Book Kinship Ideology and Practice in Latin America

Download or read book Kinship Ideology and Practice in Latin America written by Raymond Thomas Smith and published by UNC Press Books. This book was released on 1984 with total page 358 pages. Available in PDF, EPUB and Kindle. Book excerpt: In this volume an international group of anthropologists and historians examines the complex relationships between family life, culture, and economic change in Latin America and the Caribbean. Dissatisfied with interpretations based on European experience

Book The Sociology of Rural Life

Download or read book The Sociology of Rural Life written by Samantha Hillyard and published by Berg. This book was released on 2007-07-15 with total page 203 pages. Available in PDF, EPUB and Kindle. Book excerpt: Foot and mouth disease and BSE have both had a devastating impact on rural society. Alongside these devastating developments, the rise of the organic food movement has helped to revitalize an already politicized rural population. From fox-hunting to farming, the vigour with which rural activities and living are defended overturns received notions of a sleepy and complacent countryside. Over the years "rural life" has been defined, redefined and eventually fallen out of fashion as a sociological concept--in contrast to urban studies, which has flourished. This much-needed reappraisal calls for its reinterpretation in light of the profound changes affecting the countryside. First providing an overview of rural sociology, Hillyard goes on to offer contemporary case studies that clearly demonstrate the need for a reinvigorated rural sociology. Tackling a range of contentious issues--from fox-hunting to organic farming--this book offers a new model for rural sociology and reassesses its role in contemporary society.

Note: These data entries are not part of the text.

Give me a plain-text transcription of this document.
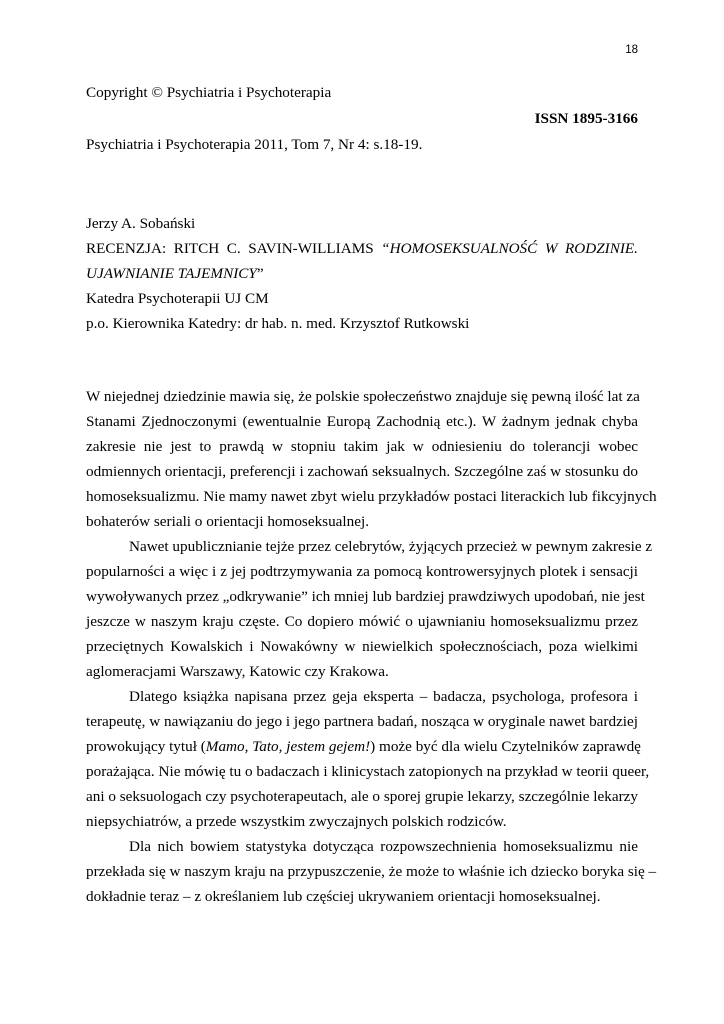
18
Copyright © Psychiatria i Psychoterapia
ISSN 1895-3166
Psychiatria i Psychoterapia 2011, Tom 7, Nr 4: s.18-19.
Jerzy A. Sobański
RECENZJA: RITCH C. SAVIN-WILLIAMS “HOMOSEKSUALNOŚĆ W RODZINIE.
UJAWNIANIE TAJEMNICY”
Katedra Psychoterapii UJ CM
p.o. Kierownika Katedry: dr hab. n. med. Krzysztof Rutkowski

W niejednej dziedzinie mawia się, że polskie społeczeństwo znajduje się pewną ilość lat za
Stanami Zjednoczonymi (ewentualnie Europą Zachodnią etc.). W żadnym jednak chyba
zakresie nie jest to prawdą w stopniu takim jak w odniesieniu do tolerancji wobec
odmiennych orientacji, preferencji i zachowań seksualnych. Szczególne zaś w stosunku do
homoseksualizmu. Nie mamy nawet zbyt wielu przykładów postaci literackich lub fikcyjnych
bohaterów seriali o orientacji homoseksualnej.

Nawet upublicznianie tejże przez celebrytów, żyjących przecież w pewnym zakresie z
popularności a więc i z jej podtrzymywania za pomocą kontrowersyjnych plotek i sensacji
wywoływanych przez „odkrywanie” ich mniej lub bardziej prawdziwych upodobań, nie jest
jeszcze w naszym kraju częste. Co dopiero mówić o ujawnianiu homoseksualizmu przez
przeciętnych Kowalskich i Nowakówny w niewielkich społecznościach, poza wielkimi
aglomeracjami Warszawy, Katowic czy Krakowa.

Dlatego książka napisana przez geja eksperta – badacza, psychologa, profesora i
terapeutę, w nawiązaniu do jego i jego partnera badań, nosząca w oryginale nawet bardziej
prowokujący tytuł (Mamo, Tato, jestem gejem!) może być dla wielu Czytelników zaprawdę
porażająca. Nie mówię tu o badaczach i klinicystach zatopionych na przykład w teorii queer,
ani o seksuologach czy psychoterapeutach, ale o sporej grupie lekarzy, szczególnie lekarzy
niepsychiatrów, a przede wszystkim zwyczajnych polskich rodziców.

Dla nich bowiem statystyka dotycząca rozpowszechnienia homoseksualizmu nie
przekłada się w naszym kraju na przypuszczenie, że może to właśnie ich dziecko boryka się –
dokładnie teraz – z określaniem lub częściej ukrywaniem orientacji homoseksualnej.
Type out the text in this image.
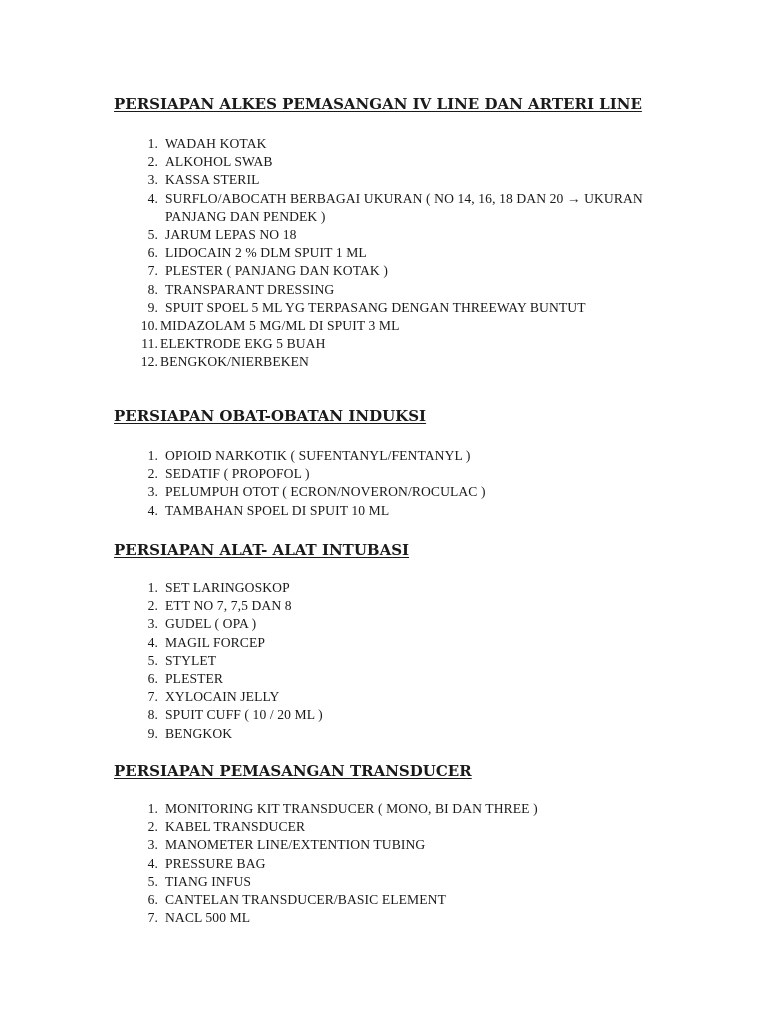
PERSIAPAN ALKES PEMASANGAN IV LINE DAN ARTERI LINE
1. WADAH KOTAK
2. ALKOHOL SWAB
3. KASSA STERIL
4. SURFLO/ABOCATH BERBAGAI UKURAN ( NO 14, 16, 18 DAN 20 → UKURAN PANJANG DAN PENDEK )
5. JARUM LEPAS NO 18
6. LIDOCAIN 2 % DLM SPUIT 1 ML
7. PLESTER ( PANJANG DAN KOTAK )
8. TRANSPARANT DRESSING
9. SPUIT SPOEL 5 ML YG TERPASANG DENGAN THREEWAY BUNTUT
10. MIDAZOLAM 5 MG/ML DI SPUIT 3 ML
11. ELEKTRODE EKG 5 BUAH
12. BENGKOK/NIERBEKEN
PERSIAPAN OBAT-OBATAN INDUKSI
1. OPIOID NARKOTIK ( SUFENTANYL/FENTANYL )
2. SEDATIF ( PROPOFOL )
3. PELUMPUH OTOT ( ECRON/NOVERON/ROCULAC )
4. TAMBAHAN SPOEL DI SPUIT 10 ML
PERSIAPAN ALAT- ALAT INTUBASI
1. SET LARINGOSKOP
2. ETT NO 7, 7,5 DAN 8
3. GUDEL ( OPA )
4. MAGIL FORCEP
5. STYLET
6. PLESTER
7. XYLOCAIN JELLY
8. SPUIT CUFF ( 10 / 20 ML )
9. BENGKOK
PERSIAPAN PEMASANGAN TRANSDUCER
1. MONITORING KIT TRANSDUCER ( MONO, BI DAN THREE )
2. KABEL TRANSDUCER
3. MANOMETER LINE/EXTENTION TUBING
4. PRESSURE BAG
5. TIANG INFUS
6. CANTELAN TRANSDUCER/BASIC ELEMENT
7. NACL 500 ML
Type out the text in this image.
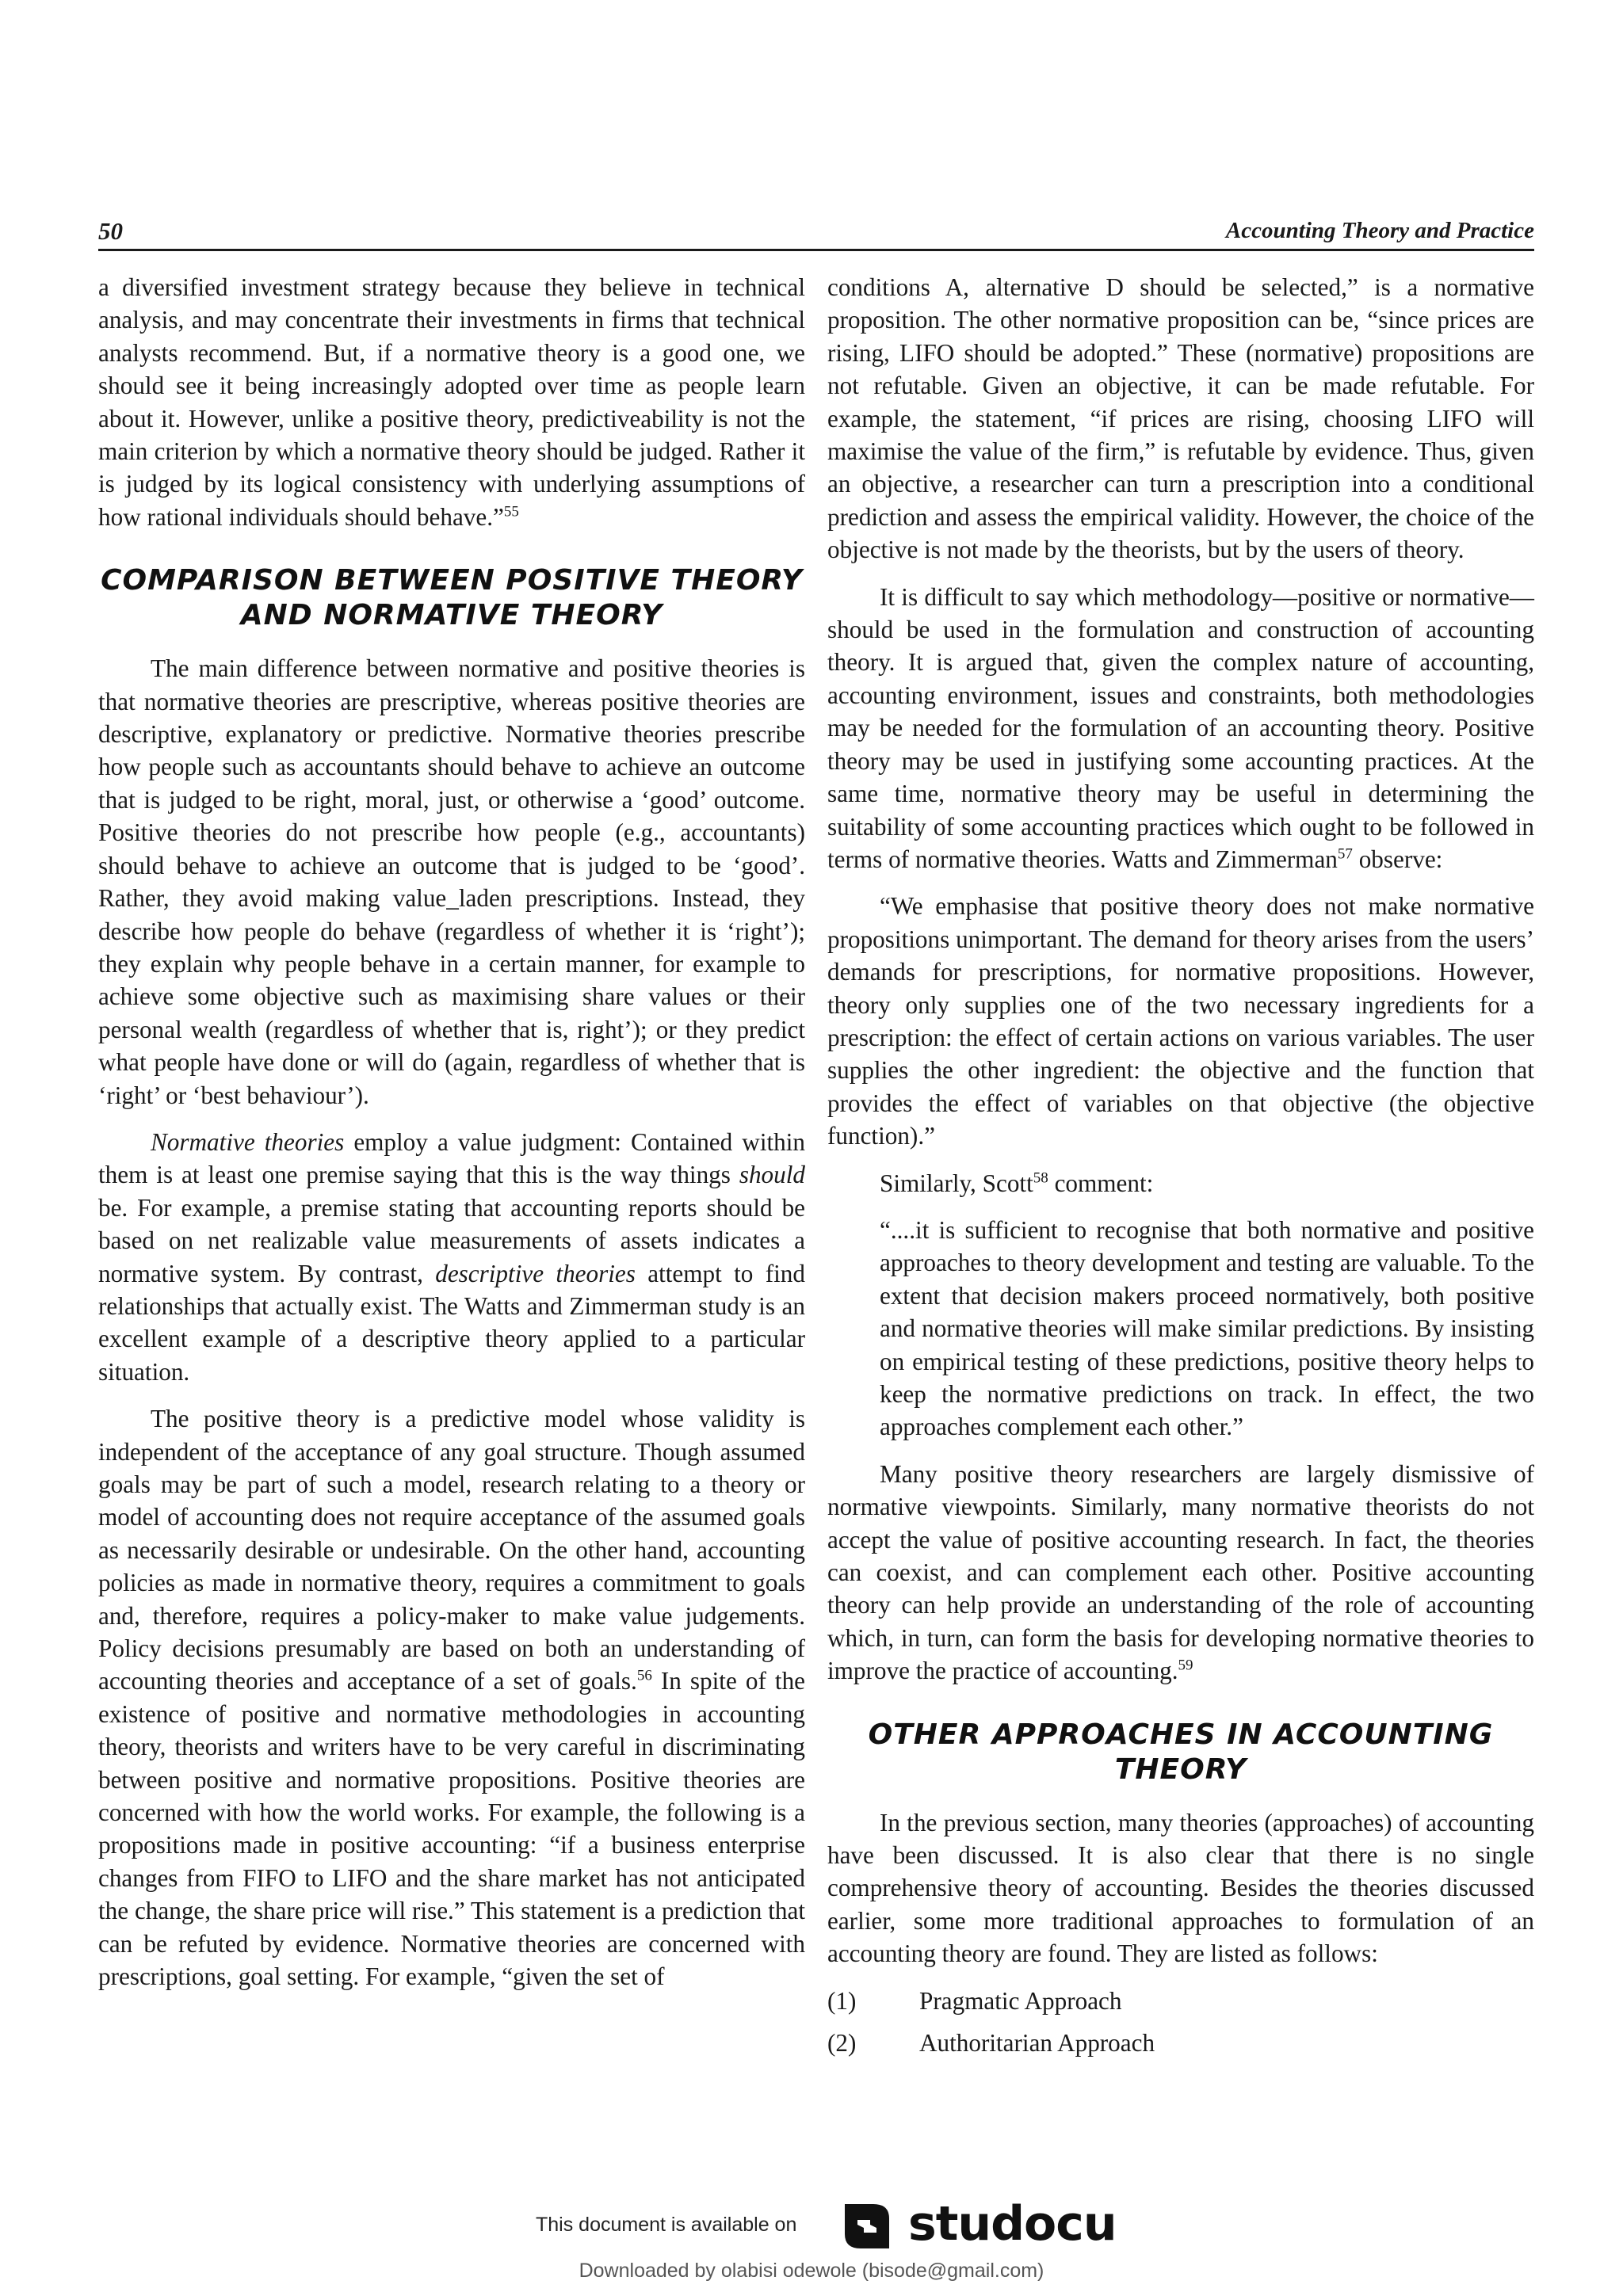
50	Accounting Theory and Practice

a diversified investment strategy because they believe in technical analysis, and may concentrate their investments in firms that technical analysts recommend. But, if a normative theory is a good one, we should see it being increasingly adopted over time as people learn about it. However, unlike a positive theory, predictiveability is not the main criterion by which a normative theory should be judged. Rather it is judged by its logical consistency with underlying assumptions of how rational individuals should behave.”$^{55}$

COMPARISON BETWEEN POSITIVE THEORY AND NORMATIVE THEORY

The main difference between normative and positive theories is that normative theories are prescriptive, whereas positive theories are descriptive, explanatory or predictive. Normative theories prescribe how people such as accountants should behave to achieve an outcome that is judged to be right, moral, just, or otherwise a ‘good’ outcome. Positive theories do not prescribe how people (e.g., accountants) should behave to achieve an outcome that is judged to be ‘good’. Rather, they avoid making value_laden prescriptions. Instead, they describe how people do behave (regardless of whether it is ‘right’); they explain why people behave in a certain manner, for example to achieve some objective such as maximising share values or their personal wealth (regardless of whether that is, right’); or they predict what people have done or will do (again, regardless of whether that is ‘right’ or ‘best behaviour’).

Normative theories employ a value judgment: Contained within them is at least one premise saying that this is the way things should be. For example, a premise stating that accounting reports should be based on net realizable value measurements of assets indicates a normative system. By contrast, descriptive theories attempt to find relationships that actually exist. The Watts and Zimmerman study is an excellent example of a descriptive theory applied to a particular situation.

The positive theory is a predictive model whose validity is independent of the acceptance of any goal structure. Though assumed goals may be part of such a model, research relating to a theory or model of accounting does not require acceptance of the assumed goals as necessarily desirable or undesirable. On the other hand, accounting policies as made in normative theory, requires a commitment to goals and, therefore, requires a policy-maker to make value judgements. Policy decisions presumably are based on both an understanding of accounting theories and acceptance of a set of goals.$^{56}$ In spite of the existence of positive and normative methodologies in accounting theory, theorists and writers have to be very careful in discriminating between positive and normative propositions. Positive theories are concerned with how the world works. For example, the following is a propositions made in positive accounting: “if a business enterprise changes from FIFO to LIFO and the share market has not anticipated the change, the share price will rise.” This statement is a prediction that can be refuted by evidence. Normative theories are concerned with prescriptions, goal setting. For example, “given the set of

conditions A, alternative D should be selected,” is a normative proposition. The other normative proposition can be, “since prices are rising, LIFO should be adopted.” These (normative) propositions are not refutable. Given an objective, it can be made refutable. For example, the statement, “if prices are rising, choosing LIFO will maximise the value of the firm,” is refutable by evidence. Thus, given an objective, a researcher can turn a prescription into a conditional prediction and assess the empirical validity. However, the choice of the objective is not made by the theorists, but by the users of theory.

It is difficult to say which methodology—positive or normative—should be used in the formulation and construction of accounting theory. It is argued that, given the complex nature of accounting, accounting environment, issues and constraints, both methodologies may be needed for the formulation of an accounting theory. Positive theory may be used in justifying some accounting practices. At the same time, normative theory may be useful in determining the suitability of some accounting practices which ought to be followed in terms of normative theories. Watts and Zimmerman$^{57}$ observe:

“We emphasise that positive theory does not make normative propositions unimportant. The demand for theory arises from the users’ demands for prescriptions, for normative propositions. However, theory only supplies one of the two necessary ingredients for a prescription: the effect of certain actions on various variables. The user supplies the other ingredient: the objective and the function that provides the effect of variables on that objective (the objective function).”

Similarly, Scott$^{58}$ comment:

“....it is sufficient to recognise that both normative and positive approaches to theory development and testing are valuable. To the extent that decision makers proceed normatively, both positive and normative theories will make similar predictions. By insisting on empirical testing of these predictions, positive theory helps to keep the normative predictions on track. In effect, the two approaches complement each other.”

Many positive theory researchers are largely dismissive of normative viewpoints. Similarly, many normative theorists do not accept the value of positive accounting research. In fact, the theories can coexist, and can complement each other. Positive accounting theory can help provide an understanding of the role of accounting which, in turn, can form the basis for developing normative theories to improve the practice of accounting.$^{59}$

OTHER APPROACHES IN ACCOUNTING THEORY

In the previous section, many theories (approaches) of accounting have been discussed. It is also clear that there is no single comprehensive theory of accounting. Besides the theories discussed earlier, some more traditional approaches to formulation of an accounting theory are found. They are listed as follows:

(1)	Pragmatic Approach
(2)	Authoritarian Approach
This document is available on studocu
Downloaded by olabisi odewole (bisode@gmail.com)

Book Democracy and the Left

Download or read book Democracy and the Left written by Evelyne Huber and published by University of Chicago Press. This book was released on 2012-09-01 with total page 363 pages. Available in PDF, EPUB and Kindle. Book excerpt: Although inequality in Latin America ranks among the worst in the world, it has notably declined over the last decade, offset by improvements in health care and education, enhanced programs for social assistance, and increases in the minimum wage. In Democracy and the Left, Evelyne Huber and John D. Stephens argue that the resurgence of democracy in Latin America is key to this change. In addition to directly affecting public policy, democratic institutions enable left-leaning political parties to emerge, significantly influencing the allocation of social spending on poverty and inequality. But while democracy is an important determinant of redistributive change, it is by no means the only factor. Drawing on a wealth of data, Huber and Stephens present quantitative analyses of eighteen countries and comparative historical analyses of the five most advanced social policy regimes in Latin America, showing how international power structures have influenced the direction of their social policy. They augment these analyses by comparing them to the development of social policy in democratic Portugal and Spain. The most ambitious examination of the development of social policy in Latin America to date, Democracy and the Left shows that inequality is far from intractable—a finding with crucial policy implications worldwide.